The self-described right-hand man of cult leader Charles Manson, who was convicted of orchestrating the Tate-LaBianca slayings 42 years ago, was denied parole from a California prison Wednesday for the 16th time.
Charles "Tex" Watson, 65, was ordered to continue serving his life sentence after a hearing at Mule Creek State Prison in Ione, in the Sierra foothills 50 miles southeast of Sacramento.
A two-member panel of the California Board of Parole Hearings ruled that he cannot seek a new parole hearing for another five years, said Terry Thornton, a spokeswoman for the California Department of Corrections and Rehabilitation. It was his 16th denial, she said, contrary to information previously provided by corrections officials that it was his 14th parole hearing.
Four relatives of Watson's victims asked that his parole be denied for killing actress Sharon Tate, who was eight months pregnant, and four others at her Beverly Hills home on Aug. 9, 1969. The next night, he helped kill grocery owners Leno and Rosemary LaBianca.
"There's no question these were some of the most horrific crimes in California history in terms of the brutality, the multiple stab wounds, the gunshots, the large number of victims over a two-day period," Los Angeles County Deputy District Attorney Patrick Sequeira said. "For a group of people to just slaughter strangers in hopes of igniting a race war is extremely horrifying."
Watson's attorney, Cheryl Montgomery, did not return repeated telephone messages.
Watson read a statement but did not answer questions from the parole officials during the nearly five-hour hearing, Sequeira said, leaving them without enough information to decide if he is ready to be released.
"Basically the prison panel found they could not measure his true remorse or his measure of understanding of what caused him to become involved in these gruesome murders," Sequeira said. "I think he lacks insight and understanding, I think he lacks true remorse. I think he has remorse for his being in prison all these years."
Sequeira said he believes Watson still is a public safety risk because "he's a man who is at the center of the Manson family. He was aware of all the crimes that all the Manson family members were involved in."
Watson married and divorced in prison and has four children from conjugal visits, but his family did not respond to a request for comment that was left through the website that promotes Watson's prison ministry, http://www.aboundinglove.org.
The website says he was raised in Copeville, Texas, north of Dallas, and headed to California in 1967 after dropping out of college. A brief biographical sketch on the site said Watson believed Manson "offered utopia, but in reality, he had a destructive world view, which Charles ended up believing in and acting upon. His participation in the 1969 Manson murders is a part of history that he deeply regrets."
A book he wrote while in prison is titled, "Manson's Right-Hand Man Speaks Out!" In the past, Watson has argued that he is a changed man who has been a model prisoner and no longer is a danger to the public.

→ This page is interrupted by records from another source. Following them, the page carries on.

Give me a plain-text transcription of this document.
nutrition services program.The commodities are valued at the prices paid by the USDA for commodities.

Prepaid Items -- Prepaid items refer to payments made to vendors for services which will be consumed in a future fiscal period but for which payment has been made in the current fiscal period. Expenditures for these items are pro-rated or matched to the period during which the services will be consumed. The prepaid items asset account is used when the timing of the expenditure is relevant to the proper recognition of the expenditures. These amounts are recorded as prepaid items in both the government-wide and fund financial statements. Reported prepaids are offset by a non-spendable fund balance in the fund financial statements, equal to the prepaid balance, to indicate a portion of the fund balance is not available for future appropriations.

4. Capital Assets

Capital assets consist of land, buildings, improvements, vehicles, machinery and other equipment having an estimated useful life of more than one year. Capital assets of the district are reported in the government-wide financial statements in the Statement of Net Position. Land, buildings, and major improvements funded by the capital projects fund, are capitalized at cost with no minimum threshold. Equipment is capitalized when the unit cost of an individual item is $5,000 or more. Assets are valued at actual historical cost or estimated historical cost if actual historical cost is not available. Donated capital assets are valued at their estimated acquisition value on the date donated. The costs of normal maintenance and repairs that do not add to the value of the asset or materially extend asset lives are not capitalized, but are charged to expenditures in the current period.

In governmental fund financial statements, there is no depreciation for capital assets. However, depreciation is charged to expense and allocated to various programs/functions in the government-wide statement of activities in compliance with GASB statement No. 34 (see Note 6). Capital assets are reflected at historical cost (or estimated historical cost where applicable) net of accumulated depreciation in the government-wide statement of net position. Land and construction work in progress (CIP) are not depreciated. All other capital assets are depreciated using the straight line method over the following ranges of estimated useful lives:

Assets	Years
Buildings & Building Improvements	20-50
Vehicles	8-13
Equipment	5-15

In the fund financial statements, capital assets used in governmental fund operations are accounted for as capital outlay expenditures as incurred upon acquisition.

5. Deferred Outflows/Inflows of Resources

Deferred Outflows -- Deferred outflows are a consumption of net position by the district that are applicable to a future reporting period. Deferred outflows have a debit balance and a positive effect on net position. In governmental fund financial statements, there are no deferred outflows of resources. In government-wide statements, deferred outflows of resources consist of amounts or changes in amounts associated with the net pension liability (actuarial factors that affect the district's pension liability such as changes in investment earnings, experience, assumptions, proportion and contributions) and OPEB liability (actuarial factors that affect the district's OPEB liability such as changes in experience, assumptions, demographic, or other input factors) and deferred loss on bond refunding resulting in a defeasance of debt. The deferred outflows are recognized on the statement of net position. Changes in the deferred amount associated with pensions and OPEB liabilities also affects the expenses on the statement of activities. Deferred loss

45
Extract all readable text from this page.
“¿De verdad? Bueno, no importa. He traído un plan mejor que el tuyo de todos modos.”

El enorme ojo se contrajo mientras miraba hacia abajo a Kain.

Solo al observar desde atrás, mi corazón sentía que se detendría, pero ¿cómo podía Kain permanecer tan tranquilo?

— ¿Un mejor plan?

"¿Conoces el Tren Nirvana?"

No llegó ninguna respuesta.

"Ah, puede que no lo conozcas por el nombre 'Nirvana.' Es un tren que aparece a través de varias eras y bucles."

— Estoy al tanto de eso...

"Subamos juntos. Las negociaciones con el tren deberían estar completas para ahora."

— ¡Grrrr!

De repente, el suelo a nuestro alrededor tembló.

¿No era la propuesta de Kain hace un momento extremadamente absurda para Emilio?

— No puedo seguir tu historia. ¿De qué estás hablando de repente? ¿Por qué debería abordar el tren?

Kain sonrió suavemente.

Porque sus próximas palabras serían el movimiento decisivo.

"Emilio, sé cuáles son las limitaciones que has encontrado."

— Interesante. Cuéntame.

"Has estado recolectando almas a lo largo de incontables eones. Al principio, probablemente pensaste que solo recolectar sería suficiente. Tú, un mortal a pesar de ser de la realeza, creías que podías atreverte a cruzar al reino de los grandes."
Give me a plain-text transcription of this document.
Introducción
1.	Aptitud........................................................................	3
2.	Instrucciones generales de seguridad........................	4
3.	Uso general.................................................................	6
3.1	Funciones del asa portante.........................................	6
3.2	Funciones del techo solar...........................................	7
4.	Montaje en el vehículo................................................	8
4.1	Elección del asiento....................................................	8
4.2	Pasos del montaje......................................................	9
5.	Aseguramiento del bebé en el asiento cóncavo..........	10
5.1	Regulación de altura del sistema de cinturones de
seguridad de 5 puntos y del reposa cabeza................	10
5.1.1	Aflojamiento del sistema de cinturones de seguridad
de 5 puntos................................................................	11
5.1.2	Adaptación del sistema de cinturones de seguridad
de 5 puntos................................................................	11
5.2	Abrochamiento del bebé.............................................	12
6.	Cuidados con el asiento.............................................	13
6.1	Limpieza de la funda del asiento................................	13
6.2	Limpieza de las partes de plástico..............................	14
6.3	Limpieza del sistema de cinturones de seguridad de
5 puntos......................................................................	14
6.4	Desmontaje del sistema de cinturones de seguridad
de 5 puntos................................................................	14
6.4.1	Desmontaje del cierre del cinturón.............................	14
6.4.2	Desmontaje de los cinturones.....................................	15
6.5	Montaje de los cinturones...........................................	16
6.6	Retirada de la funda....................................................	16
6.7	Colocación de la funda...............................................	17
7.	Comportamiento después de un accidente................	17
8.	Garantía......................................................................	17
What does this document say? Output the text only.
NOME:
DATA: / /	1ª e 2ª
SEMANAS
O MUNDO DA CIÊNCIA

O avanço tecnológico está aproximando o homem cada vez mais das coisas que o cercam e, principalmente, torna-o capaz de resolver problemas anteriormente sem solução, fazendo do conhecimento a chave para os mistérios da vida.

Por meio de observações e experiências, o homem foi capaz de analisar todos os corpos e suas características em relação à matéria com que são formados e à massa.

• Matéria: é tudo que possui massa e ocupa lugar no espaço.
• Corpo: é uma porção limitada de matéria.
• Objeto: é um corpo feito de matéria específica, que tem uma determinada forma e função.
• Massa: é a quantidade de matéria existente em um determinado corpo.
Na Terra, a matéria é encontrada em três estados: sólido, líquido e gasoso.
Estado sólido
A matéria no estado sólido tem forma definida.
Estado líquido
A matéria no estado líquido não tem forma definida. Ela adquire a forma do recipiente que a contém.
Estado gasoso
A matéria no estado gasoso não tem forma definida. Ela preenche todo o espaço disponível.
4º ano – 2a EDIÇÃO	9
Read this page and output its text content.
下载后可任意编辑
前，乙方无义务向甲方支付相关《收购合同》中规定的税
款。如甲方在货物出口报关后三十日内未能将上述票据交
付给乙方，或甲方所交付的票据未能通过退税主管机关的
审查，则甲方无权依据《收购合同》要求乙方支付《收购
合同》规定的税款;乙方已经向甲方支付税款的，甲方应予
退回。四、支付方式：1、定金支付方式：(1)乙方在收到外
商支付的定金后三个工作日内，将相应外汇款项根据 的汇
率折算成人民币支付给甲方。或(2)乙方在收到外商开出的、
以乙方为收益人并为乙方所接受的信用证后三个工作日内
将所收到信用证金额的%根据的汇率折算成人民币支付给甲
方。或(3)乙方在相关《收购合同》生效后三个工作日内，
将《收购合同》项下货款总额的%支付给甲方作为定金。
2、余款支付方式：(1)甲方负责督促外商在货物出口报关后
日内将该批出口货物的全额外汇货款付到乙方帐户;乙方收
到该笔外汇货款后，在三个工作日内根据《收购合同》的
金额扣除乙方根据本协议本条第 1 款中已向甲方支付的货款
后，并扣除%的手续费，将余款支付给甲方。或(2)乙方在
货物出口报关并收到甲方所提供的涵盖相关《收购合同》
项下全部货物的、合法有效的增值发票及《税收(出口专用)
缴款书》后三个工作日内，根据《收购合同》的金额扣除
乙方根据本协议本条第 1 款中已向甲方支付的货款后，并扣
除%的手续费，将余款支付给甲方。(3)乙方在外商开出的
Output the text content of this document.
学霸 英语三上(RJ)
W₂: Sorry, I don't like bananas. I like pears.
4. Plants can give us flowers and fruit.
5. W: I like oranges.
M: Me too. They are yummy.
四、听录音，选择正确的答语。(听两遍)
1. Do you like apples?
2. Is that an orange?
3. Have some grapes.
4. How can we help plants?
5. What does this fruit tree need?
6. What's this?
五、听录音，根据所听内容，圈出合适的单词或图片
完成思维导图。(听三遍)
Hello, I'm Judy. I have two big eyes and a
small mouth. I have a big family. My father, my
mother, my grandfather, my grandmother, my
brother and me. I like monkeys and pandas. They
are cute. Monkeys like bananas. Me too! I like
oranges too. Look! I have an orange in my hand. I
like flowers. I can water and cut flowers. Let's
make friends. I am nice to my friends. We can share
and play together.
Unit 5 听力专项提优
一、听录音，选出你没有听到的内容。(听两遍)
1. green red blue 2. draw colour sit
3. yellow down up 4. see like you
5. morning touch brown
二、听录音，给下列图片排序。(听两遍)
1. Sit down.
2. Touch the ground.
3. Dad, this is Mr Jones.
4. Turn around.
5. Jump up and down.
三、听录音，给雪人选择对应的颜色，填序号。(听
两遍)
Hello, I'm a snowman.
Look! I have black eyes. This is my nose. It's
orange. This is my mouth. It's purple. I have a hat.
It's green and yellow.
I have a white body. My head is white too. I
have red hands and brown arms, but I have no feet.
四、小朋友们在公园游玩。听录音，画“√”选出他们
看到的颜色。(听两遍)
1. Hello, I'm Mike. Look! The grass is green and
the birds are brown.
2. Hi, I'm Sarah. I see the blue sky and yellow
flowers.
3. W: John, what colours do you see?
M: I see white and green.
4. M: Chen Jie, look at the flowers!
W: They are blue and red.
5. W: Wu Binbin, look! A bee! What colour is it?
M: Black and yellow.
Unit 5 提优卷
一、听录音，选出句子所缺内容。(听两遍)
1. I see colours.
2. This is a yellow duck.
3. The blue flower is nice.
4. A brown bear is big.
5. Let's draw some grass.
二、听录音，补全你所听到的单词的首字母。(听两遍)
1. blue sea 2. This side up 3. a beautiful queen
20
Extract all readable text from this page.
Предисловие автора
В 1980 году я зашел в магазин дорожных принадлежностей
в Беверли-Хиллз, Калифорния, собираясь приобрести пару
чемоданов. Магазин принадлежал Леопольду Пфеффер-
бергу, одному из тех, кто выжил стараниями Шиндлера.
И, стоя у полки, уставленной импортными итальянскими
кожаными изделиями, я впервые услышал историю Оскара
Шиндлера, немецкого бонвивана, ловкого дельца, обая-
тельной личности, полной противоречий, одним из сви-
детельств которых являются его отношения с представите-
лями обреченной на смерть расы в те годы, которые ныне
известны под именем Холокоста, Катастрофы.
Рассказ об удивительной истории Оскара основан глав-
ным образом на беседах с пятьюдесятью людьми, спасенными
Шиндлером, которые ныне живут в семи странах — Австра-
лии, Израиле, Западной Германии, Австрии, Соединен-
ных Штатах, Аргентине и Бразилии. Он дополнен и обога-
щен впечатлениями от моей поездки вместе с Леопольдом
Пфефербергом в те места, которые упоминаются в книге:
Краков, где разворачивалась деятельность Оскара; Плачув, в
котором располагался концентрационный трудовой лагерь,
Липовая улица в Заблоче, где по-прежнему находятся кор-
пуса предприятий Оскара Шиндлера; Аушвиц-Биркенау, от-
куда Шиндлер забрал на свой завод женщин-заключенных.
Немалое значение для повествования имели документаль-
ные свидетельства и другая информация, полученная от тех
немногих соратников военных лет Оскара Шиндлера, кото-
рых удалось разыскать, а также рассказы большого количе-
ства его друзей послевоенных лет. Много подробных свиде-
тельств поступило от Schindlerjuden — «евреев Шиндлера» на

He did not attend his last parole hearing in 2006 but was portrayed in a psychiatric evaluation at the time as "a very devout fundamentalist Christian ... a young, naive and gullible man (who) got into drugs and bizarre company without appreciating the deviance of the company he was keeping."
Anthony DiMaria, a nephew of victim Jay Sebring, contested that view of Watson and other Manson disciples.
"They've often been portrayed as these victims of Manson, and they are killers. They're mass murderers," DiMaria said in a telephone interview before the hearing.
He attended the hearing with his mother and sister.
Debra Tate also spoke on behalf of her late sister, Sharon, who at the time was married to film director Roman Polanski.
Tate said she was disappointed that Watson can seek parole again in five years.
"I was hoping for more than that, especially given the evidence that was laid out on the table," she said afterward. "I was hoping for a minimum of seven."
If he is truly repentant, Watson should provide what information he can on other crimes committed by the Manson family even if he wasn't directly involved, she said.
Watson was convicted in a separate trial after Manson and three female followers were found guilty of the seven murders. Their death sentences were commuted to life when the U.S. Supreme Court briefly outlawed the death penalty in 1972.
DiMaria said his mother has considered it her mission to speak out on behalf of her brother.
"I know that our family, myself included, feel no hatred, anger or vengeance toward them. We actually go out of love for the victims, and we also go out of justice. This is calculated, cold-blooded mass murder in which bodies were desecrated," DiMaria said. "We want to bring the memories of the victims into the room as the commissioners deliberate on whether to parole the inmate."